Pequenas Coisas
22 Dias difíceis
Notas iniciais
Letícia narrando- Uou! que legal, que legal. O que eu mais queria finalmente aconteceu, o meu pai e a minha mãe vão casar. Eu sempre soube que uma hora isso ia acontecer, eles se amam e são lindos juntos, a nossa família vai ficar completa e o mais legal de tudo, pra sempre!
–- E então filha, gostou da notícia?- O papai perguntou e abraçou a minha mãe.
–- Tá brincando? Essa é a melhor notícia que eu poderia receber. Eu não consigo nem acreditar. -Sentei no safá e encarei a Helena que riu e sentou do meu lado me fazendo cafuné.
–- Filha, a gente tem que ir. — Meu pai falou e eu resmunguei um "Por que?".- Lembra que eu falei que não podiamos demorar? -Confirmei com a cabeça ainda um pouco relutante.
–- Ah não, fiquem, por favor.- Sorri de imediato.
–- Ué... Você falou não que queria ficar sozinha? -Meu pai perguntou confuso e a mamãe confirmou.

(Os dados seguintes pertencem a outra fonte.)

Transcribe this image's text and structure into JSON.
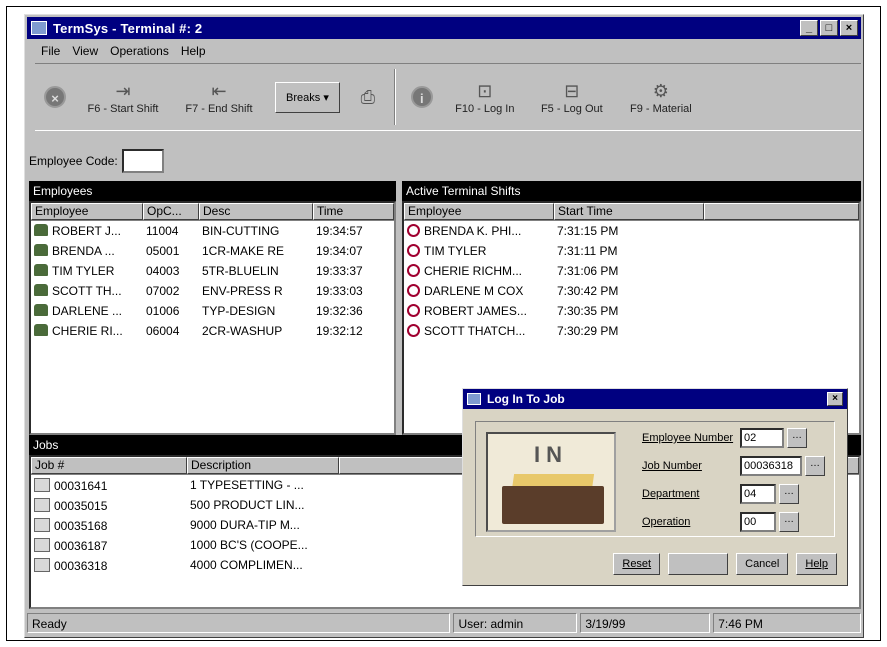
{
  "window": {
    "title": "TermSys - Terminal #: 2"
  },
  "menu": [
    "File",
    "View",
    "Operations",
    "Help"
  ],
  "toolbar": {
    "start_shift": "F6 - Start Shift",
    "end_shift": "F7 - End Shift",
    "breaks": "Breaks",
    "log_in": "F10 - Log In",
    "log_out": "F5 - Log Out",
    "material": "F9 - Material"
  },
  "employee_code": {
    "label": "Employee Code:",
    "value": ""
  },
  "employees": {
    "header": "Employees",
    "columns": [
      "Employee",
      "OpC...",
      "Desc",
      "Time"
    ],
    "rows": [
      [
        "ROBERT J...",
        "11004",
        "BIN-CUTTING",
        "19:34:57"
      ],
      [
        "BRENDA ...",
        "05001",
        "1CR-MAKE RE",
        "19:34:07"
      ],
      [
        "TIM TYLER",
        "04003",
        "5TR-BLUELIN",
        "19:33:37"
      ],
      [
        "SCOTT TH...",
        "07002",
        "ENV-PRESS R",
        "19:33:03"
      ],
      [
        "DARLENE ...",
        "01006",
        "TYP-DESIGN",
        "19:32:36"
      ],
      [
        "CHERIE RI...",
        "06004",
        "2CR-WASHUP",
        "19:32:12"
      ]
    ]
  },
  "shifts": {
    "header": "Active Terminal Shifts",
    "columns": [
      "Employee",
      "Start Time"
    ],
    "rows": [
      [
        "BRENDA K. PHI...",
        "7:31:15 PM"
      ],
      [
        "TIM TYLER",
        "7:31:11 PM"
      ],
      [
        "CHERIE RICHM...",
        "7:31:06 PM"
      ],
      [
        "DARLENE M COX",
        "7:30:42 PM"
      ],
      [
        "ROBERT JAMES...",
        "7:30:35 PM"
      ],
      [
        "SCOTT THATCH...",
        "7:30:29 PM"
      ]
    ]
  },
  "jobs": {
    "header": "Jobs",
    "columns": [
      "Job #",
      "Description"
    ],
    "rows": [
      [
        "00031641",
        "1 TYPESETTING - ..."
      ],
      [
        "00035015",
        "500 PRODUCT LIN..."
      ],
      [
        "00035168",
        "9000 DURA-TIP M..."
      ],
      [
        "00036187",
        "1000 BC'S (COOPE..."
      ],
      [
        "00036318",
        "4000 COMPLIMEN..."
      ]
    ]
  },
  "status": {
    "ready": "Ready",
    "user": "User: admin",
    "date": "3/19/99",
    "time": "7:46 PM"
  },
  "dialog": {
    "title": "Log In To Job",
    "image_text": "IN",
    "fields": [
      {
        "label": "Employee Number",
        "value": "02"
      },
      {
        "label": "Job Number",
        "value": "00036318"
      },
      {
        "label": "Department",
        "value": "04"
      },
      {
        "label": "Operation",
        "value": "00"
      }
    ],
    "buttons": {
      "reset": "Reset",
      "ok": "",
      "cancel": "Cancel",
      "help": "Help"
    }
  },
  "icons": {
    "employee_row": "employee-icon",
    "shift_row": "clock-icon",
    "job_row": "job-icon"
  }
}
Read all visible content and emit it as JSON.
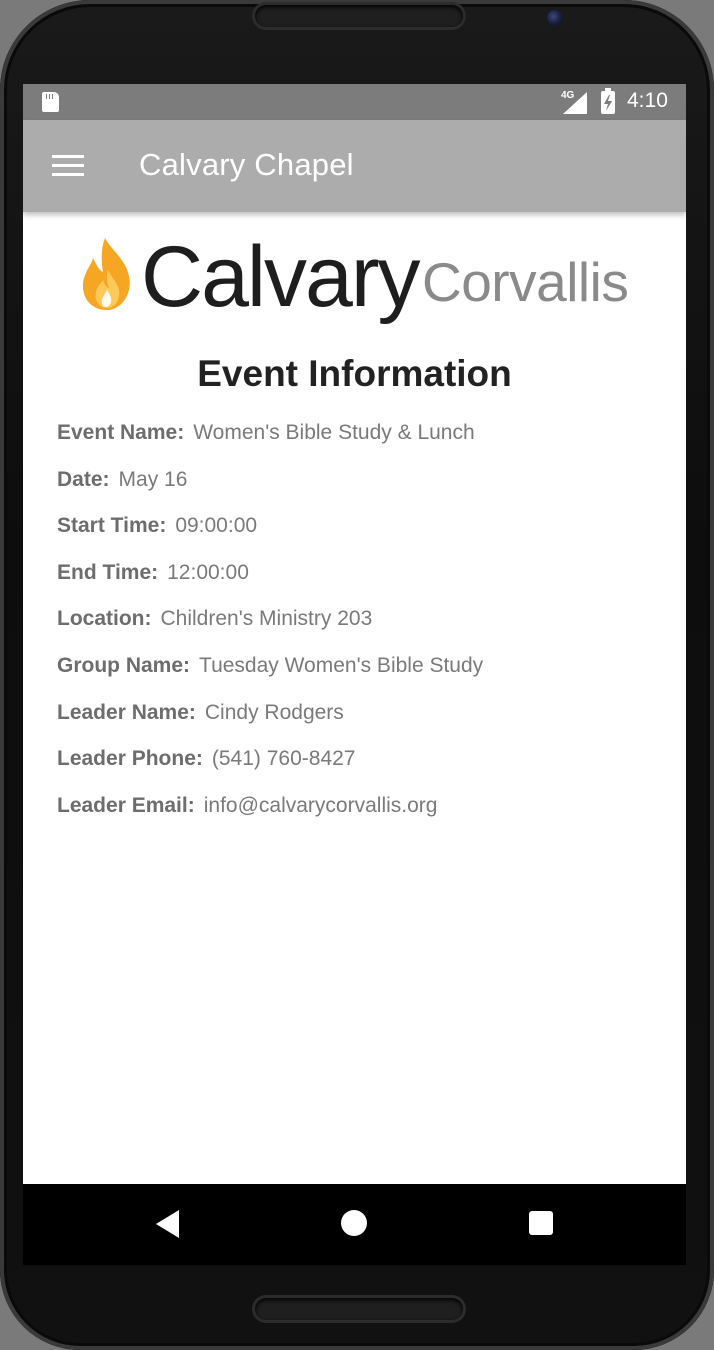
{
  "status_bar": {
    "network": "4G",
    "time": "4:10"
  },
  "app_bar": {
    "title": "Calvary Chapel",
    "menu_icon": "hamburger-menu-icon"
  },
  "logo": {
    "word1": "Calvary",
    "word2": "Corvallis",
    "flame_color": "#f5a623"
  },
  "event": {
    "heading": "Event Information",
    "fields": [
      {
        "label": "Event Name:",
        "value": "Women's Bible Study & Lunch"
      },
      {
        "label": "Date:",
        "value": "May 16"
      },
      {
        "label": "Start Time:",
        "value": "09:00:00"
      },
      {
        "label": "End Time:",
        "value": "12:00:00"
      },
      {
        "label": "Location:",
        "value": "Children's Ministry 203"
      },
      {
        "label": "Group Name:",
        "value": "Tuesday Women's Bible Study"
      },
      {
        "label": "Leader Name:",
        "value": "Cindy Rodgers"
      },
      {
        "label": "Leader Phone:",
        "value": "(541) 760-8427"
      },
      {
        "label": "Leader Email:",
        "value": "info@calvarycorvallis.org"
      }
    ]
  },
  "nav_bar": {
    "back_icon": "back-triangle-icon",
    "home_icon": "home-circle-icon",
    "recent_icon": "recent-apps-square-icon"
  },
  "colors": {
    "app_bar": "#acacac",
    "status_bar": "#7c7c7c",
    "content_bg": "#ffffff",
    "label_text": "#6d6d6d",
    "value_text": "#7a7a7a"
  }
}
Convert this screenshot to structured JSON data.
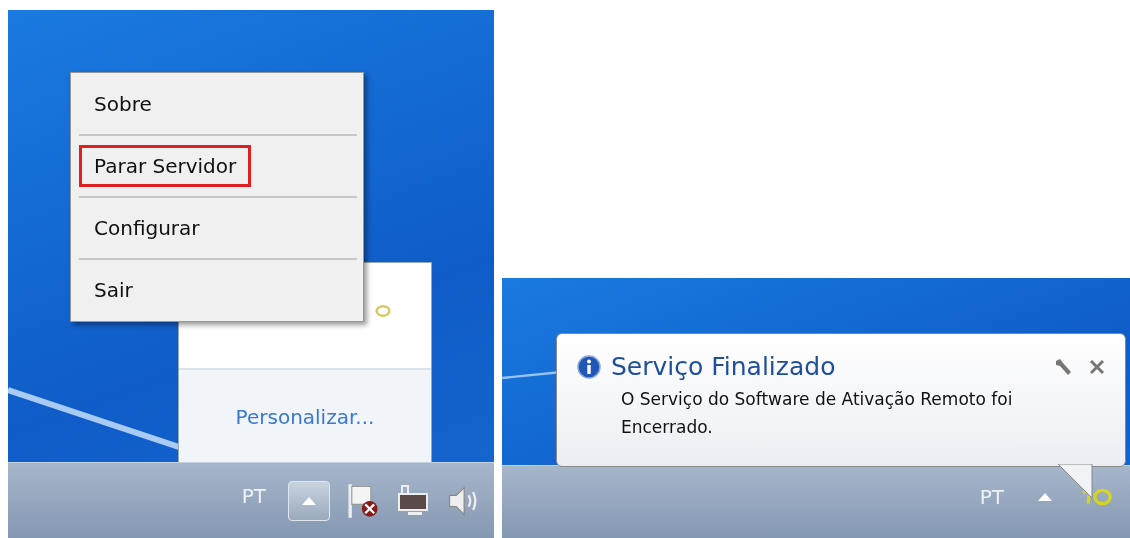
{
  "left_screen": {
    "context_menu": [
      {
        "label": "Sobre",
        "highlighted": false
      },
      {
        "label": "Parar Servidor",
        "highlighted": true
      },
      {
        "label": "Configurar",
        "highlighted": false
      },
      {
        "label": "Sair",
        "highlighted": false
      }
    ],
    "tray_overflow": {
      "link": "Personalizar..."
    },
    "taskbar": {
      "language": "PT"
    }
  },
  "right_screen": {
    "notification": {
      "title": "Serviço Finalizado",
      "message": "O Serviço do Software de Ativação Remoto foi Encerrado."
    },
    "taskbar": {
      "language": "PT"
    }
  }
}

–- Sim, e já fiquei, aliás tempo suficiente, mas agora quero ficar com a minha família.- Ele sorriu e deitou no nosso colo, conversamos a tarde inteira. Tô tão feliz, eu como se eu começasse a viver agora.
Alguns meses depois
Helena narrando- Eu e o Renê marcamos nosso casamento pra daqui a um mês, vai ser uma cerimônia simples, só pra família e alguns amigos, mas tô muito nervosa. A Lúcia largou do meu pé depois que encontrou um namorado, não voltamos a tocar naquele assunto desde então. O único problema aparente é com a Letícia, não que ela seja um problema, longe disso, mas tem alguma coisa de errado acontecendo com ela, nesses últimos dias ela tem andado quietinha, não sai mais do quarto, e é um dilema danado tentar convence-la a ir à escola, não é mais aquela garota alegre que fala pelos cotovelos, o que tá me deixando muito preocupada.
–- Renê, eu acho que a gente precisa conversar né? A Letícia tá esquisita, eu sei que você também já percebeu, e isso tá me preocupando.

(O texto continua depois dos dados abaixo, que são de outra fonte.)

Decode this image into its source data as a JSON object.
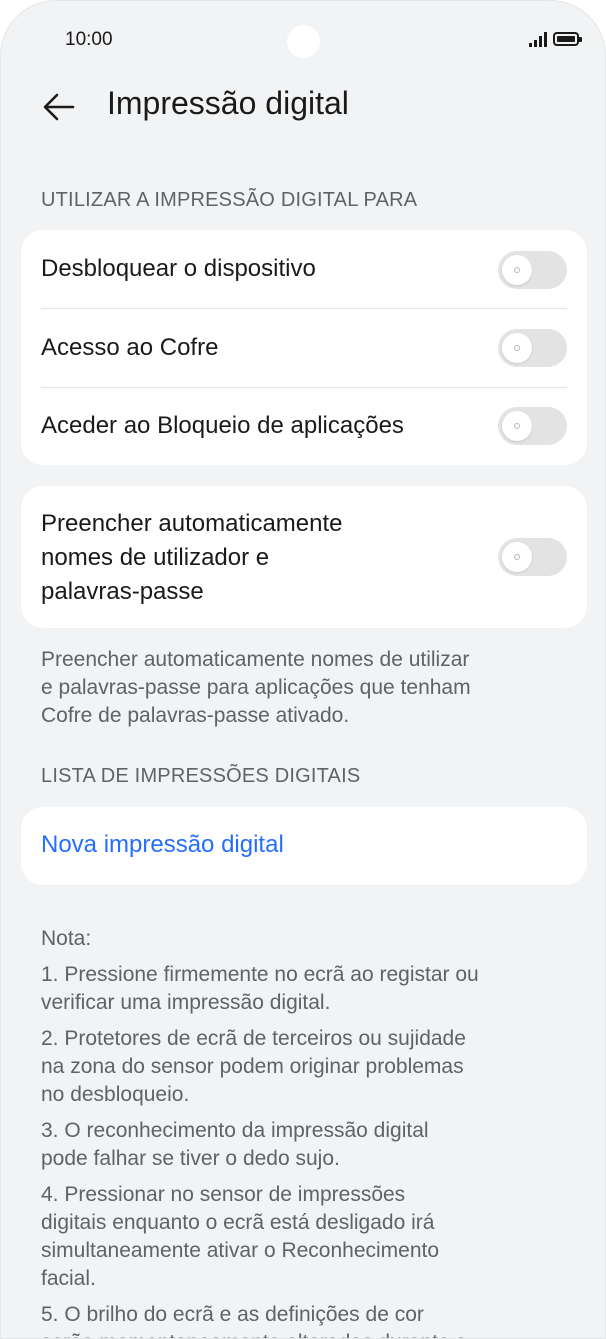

–- Você tem razão Helena, ela tá muito diferente, tentei ignorar achando que era uma fase, mas isso tá longe de ser normal. Seja lá o que for, é na escola, hoje de manhã ela até chorou, implorou pra não ter que ir á escola, me partiu o caração. -Tenho uma ideia do que possa está acontecendo, mas me recuso ter que admitir.- Que tal nós irmos até lá tentar descobrir o que está acontecendo?
–- Renê, me deixa conversar com ela primeiro, se ela não me contar, nós vamos à escola. Até hoje ainda não entendi o porquê que ela não estuda na escola onde trabalhamos.
–- Tudo bem, você conversa com ela primeiro, e depois vemos o que fazemos. E sobre a escola, você sabe que é exigência da Lúcia, aceitei pra evitar discussões. — Pra ser sincera, nem prestei atenção no que ele falou, estava como olhar longe, só consigo me preocupar com a Lê.